We present a machine learning pipeline and model that uses the entire uncurated EHR for prediction of in-hospital mortality at arbitrary time intervals, using all available chart, lab and output events, without the need for pre-processing or feature engineering. Data for more than 45,000 American ICU patients from the MIMIC-III database were used to develop an ICU mortality prediction model.
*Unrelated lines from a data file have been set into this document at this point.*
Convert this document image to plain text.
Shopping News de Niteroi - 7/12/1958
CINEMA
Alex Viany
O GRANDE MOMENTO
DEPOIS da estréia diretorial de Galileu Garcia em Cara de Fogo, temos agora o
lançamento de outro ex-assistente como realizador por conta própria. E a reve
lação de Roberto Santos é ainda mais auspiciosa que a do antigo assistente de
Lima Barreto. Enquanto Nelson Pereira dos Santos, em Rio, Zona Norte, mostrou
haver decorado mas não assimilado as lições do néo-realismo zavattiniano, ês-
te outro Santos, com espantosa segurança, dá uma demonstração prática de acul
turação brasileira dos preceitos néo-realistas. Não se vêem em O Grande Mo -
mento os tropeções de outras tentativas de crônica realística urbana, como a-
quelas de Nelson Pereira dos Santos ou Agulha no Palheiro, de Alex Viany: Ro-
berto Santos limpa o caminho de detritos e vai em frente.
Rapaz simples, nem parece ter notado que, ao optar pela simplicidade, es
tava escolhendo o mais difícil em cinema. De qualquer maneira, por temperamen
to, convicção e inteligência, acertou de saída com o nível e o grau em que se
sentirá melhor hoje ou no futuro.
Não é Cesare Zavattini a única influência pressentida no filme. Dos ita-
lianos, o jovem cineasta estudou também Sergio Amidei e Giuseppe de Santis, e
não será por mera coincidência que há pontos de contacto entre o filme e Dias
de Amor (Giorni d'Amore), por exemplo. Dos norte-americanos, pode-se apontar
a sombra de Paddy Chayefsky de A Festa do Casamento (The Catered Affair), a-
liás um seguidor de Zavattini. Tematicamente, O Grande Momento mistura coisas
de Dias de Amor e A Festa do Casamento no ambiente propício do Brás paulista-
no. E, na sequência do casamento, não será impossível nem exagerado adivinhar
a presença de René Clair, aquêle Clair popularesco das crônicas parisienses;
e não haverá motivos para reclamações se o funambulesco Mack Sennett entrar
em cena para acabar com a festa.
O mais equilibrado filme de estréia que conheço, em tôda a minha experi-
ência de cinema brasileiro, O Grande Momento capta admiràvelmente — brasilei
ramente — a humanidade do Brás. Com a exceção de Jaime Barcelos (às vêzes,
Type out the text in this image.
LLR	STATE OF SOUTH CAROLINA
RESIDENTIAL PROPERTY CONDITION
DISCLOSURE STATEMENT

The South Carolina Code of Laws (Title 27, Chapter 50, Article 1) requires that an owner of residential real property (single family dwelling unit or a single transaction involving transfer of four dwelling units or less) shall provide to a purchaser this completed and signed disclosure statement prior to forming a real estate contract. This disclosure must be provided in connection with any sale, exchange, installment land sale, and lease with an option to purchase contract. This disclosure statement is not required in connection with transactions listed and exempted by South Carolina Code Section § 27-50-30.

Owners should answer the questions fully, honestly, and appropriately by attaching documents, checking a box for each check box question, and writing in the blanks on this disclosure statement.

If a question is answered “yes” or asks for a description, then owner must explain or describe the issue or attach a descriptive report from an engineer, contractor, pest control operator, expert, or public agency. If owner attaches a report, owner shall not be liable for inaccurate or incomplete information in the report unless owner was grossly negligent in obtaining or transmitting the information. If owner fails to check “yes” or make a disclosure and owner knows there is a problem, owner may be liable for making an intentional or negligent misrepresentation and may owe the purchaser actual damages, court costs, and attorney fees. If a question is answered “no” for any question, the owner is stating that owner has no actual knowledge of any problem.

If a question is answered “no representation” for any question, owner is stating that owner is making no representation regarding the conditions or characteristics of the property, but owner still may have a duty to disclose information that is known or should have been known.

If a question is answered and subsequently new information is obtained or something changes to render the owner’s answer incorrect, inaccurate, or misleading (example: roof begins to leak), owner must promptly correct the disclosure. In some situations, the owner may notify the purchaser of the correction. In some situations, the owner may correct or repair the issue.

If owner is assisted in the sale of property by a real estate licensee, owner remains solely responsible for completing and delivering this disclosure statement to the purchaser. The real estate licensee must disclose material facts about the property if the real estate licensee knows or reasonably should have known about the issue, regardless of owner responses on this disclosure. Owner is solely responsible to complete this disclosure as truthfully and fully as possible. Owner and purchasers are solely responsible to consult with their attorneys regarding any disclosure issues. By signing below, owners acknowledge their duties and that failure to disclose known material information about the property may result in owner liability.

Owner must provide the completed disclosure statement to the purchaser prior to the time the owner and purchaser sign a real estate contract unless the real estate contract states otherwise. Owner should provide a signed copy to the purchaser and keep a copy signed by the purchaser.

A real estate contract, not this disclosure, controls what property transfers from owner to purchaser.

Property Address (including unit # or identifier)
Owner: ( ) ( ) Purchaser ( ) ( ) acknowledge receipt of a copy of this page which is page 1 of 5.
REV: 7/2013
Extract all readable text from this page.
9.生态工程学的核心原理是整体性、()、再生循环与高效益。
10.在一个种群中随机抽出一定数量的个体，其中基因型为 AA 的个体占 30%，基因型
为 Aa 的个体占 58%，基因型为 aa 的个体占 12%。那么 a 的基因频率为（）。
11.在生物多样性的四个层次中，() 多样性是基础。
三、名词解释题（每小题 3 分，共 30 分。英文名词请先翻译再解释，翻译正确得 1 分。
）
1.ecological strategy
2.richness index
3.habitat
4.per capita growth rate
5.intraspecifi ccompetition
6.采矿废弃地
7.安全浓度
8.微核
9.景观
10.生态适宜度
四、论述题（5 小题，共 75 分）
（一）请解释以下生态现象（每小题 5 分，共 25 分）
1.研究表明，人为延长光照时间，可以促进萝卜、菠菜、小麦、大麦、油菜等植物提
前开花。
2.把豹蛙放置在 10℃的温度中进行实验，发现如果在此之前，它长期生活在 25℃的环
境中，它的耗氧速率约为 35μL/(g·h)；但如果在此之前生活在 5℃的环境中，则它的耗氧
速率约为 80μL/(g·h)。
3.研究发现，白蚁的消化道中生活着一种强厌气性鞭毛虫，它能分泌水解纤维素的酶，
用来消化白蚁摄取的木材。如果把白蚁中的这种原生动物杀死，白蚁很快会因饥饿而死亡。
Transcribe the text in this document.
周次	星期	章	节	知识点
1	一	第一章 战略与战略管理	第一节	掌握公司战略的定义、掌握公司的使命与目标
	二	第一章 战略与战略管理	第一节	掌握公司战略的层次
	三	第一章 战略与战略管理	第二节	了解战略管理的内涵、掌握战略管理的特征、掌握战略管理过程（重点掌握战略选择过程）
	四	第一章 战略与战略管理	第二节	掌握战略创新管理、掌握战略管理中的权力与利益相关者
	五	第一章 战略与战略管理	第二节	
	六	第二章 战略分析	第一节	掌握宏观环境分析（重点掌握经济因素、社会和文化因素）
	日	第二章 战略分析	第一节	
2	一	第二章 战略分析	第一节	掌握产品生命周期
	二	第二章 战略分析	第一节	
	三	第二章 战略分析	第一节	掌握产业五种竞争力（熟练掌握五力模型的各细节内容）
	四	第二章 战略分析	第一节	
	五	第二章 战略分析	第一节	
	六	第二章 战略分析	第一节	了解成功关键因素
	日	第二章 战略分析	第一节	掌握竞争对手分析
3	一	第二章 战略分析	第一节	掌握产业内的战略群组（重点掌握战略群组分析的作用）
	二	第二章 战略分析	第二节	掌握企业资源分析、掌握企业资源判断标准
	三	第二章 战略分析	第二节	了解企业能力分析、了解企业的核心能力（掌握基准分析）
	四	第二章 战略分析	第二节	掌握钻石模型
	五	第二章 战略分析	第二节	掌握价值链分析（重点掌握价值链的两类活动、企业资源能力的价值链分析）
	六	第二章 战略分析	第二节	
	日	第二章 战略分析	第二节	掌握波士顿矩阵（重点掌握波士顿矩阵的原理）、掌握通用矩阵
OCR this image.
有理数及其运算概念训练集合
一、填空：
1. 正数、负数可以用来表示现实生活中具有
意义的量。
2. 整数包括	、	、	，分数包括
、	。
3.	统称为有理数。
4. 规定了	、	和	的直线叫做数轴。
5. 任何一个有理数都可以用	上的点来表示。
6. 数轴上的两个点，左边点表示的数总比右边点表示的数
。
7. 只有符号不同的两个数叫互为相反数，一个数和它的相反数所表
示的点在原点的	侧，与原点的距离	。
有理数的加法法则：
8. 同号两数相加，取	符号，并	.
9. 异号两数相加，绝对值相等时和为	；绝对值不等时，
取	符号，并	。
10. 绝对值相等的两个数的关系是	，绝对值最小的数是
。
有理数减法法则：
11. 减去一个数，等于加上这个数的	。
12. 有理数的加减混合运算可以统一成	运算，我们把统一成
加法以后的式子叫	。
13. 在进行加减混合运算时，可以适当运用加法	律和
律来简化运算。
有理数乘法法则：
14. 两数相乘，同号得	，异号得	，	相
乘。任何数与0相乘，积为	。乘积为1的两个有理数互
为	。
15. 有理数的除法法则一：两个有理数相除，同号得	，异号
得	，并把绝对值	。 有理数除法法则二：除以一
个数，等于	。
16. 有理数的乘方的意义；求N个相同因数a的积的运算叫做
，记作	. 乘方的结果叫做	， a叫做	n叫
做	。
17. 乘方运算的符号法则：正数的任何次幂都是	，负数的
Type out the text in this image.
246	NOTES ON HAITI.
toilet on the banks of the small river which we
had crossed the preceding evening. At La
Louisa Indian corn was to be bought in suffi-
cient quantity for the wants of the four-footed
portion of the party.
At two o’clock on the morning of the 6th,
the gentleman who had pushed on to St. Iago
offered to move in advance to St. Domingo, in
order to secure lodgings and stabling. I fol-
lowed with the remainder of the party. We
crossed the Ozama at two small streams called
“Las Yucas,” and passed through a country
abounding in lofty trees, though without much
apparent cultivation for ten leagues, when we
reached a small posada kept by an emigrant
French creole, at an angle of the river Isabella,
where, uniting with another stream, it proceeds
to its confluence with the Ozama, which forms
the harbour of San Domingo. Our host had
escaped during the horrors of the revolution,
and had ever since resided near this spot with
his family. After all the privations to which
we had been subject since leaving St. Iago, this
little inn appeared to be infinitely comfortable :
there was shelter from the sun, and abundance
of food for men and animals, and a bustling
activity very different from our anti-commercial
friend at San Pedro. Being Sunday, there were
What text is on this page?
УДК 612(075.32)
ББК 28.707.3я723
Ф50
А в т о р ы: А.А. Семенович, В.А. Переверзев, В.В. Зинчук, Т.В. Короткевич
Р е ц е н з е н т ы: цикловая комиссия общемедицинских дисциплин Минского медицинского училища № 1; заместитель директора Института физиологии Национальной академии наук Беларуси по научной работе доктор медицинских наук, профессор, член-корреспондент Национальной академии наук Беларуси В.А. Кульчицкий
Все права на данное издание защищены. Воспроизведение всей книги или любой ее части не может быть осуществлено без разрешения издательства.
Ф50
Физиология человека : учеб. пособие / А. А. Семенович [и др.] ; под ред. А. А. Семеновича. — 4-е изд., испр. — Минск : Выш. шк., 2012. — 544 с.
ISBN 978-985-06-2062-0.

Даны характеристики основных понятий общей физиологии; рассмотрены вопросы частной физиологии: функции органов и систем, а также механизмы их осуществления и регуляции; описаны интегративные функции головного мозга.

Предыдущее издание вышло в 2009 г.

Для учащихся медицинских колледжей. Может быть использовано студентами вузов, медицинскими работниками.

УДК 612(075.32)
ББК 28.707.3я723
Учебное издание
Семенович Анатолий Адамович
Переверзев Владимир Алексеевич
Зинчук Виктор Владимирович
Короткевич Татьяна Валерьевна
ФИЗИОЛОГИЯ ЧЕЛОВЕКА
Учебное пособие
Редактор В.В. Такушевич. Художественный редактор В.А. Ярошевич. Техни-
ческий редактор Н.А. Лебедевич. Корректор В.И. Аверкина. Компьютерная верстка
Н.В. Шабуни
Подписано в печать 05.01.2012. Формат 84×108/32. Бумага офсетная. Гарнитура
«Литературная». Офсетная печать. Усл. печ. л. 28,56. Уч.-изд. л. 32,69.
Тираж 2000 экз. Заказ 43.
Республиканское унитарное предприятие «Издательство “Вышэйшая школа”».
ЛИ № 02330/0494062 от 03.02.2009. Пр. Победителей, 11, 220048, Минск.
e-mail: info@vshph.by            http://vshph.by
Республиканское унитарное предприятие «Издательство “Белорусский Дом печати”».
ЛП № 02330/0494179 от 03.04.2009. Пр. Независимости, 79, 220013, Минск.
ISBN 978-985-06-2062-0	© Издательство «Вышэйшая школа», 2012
All chart, lab and output events were treated by the model in the same manner inspired by NLP. Patient events were discretized by percentile and mapped to learnt embeddings before being passed to a Recurrent Neural Network (RNN) to provide early prediction of in-patient mortality risk. We compared mortality predictions with the Simplified Acute Physiology Score II (SAPS II) and the Oxford Acute Severity of Illness Score (OASIS). Data were split into an independent test set (10%) and a ten-fold cross-validation was carried out during training to avoid overfitting. 13,233 distinct variables with heterogeneous data types were included without manual selection or pre-processing. Recordings in the first few hours of a patient's stay were found to be strongly predictive of mortality, outperforming models using SAPS II and OASIS scores within just 2 hours and achieving a state of the art Area Under the Receiver Operating Characteristic (AUROC) value of 0.80 (95% CI 0.79-0.80) at 12 hours vs 0.70 and 0.66 for SAPS II and OASIS at 24 hours respectively. Our model achieves a very strong performance of AUROC 0.86 (95% CI 0.85-0.86) for in-patient mortality prediction after 48 hours on the MIMIC-III dataset. Predictive performance increases over the first 48 hours of the ICU stay, but suffers from diminishing returns, providing rationale for time-limited trials of critical care and suggesting that the timing of decision making can be optimised and individualised.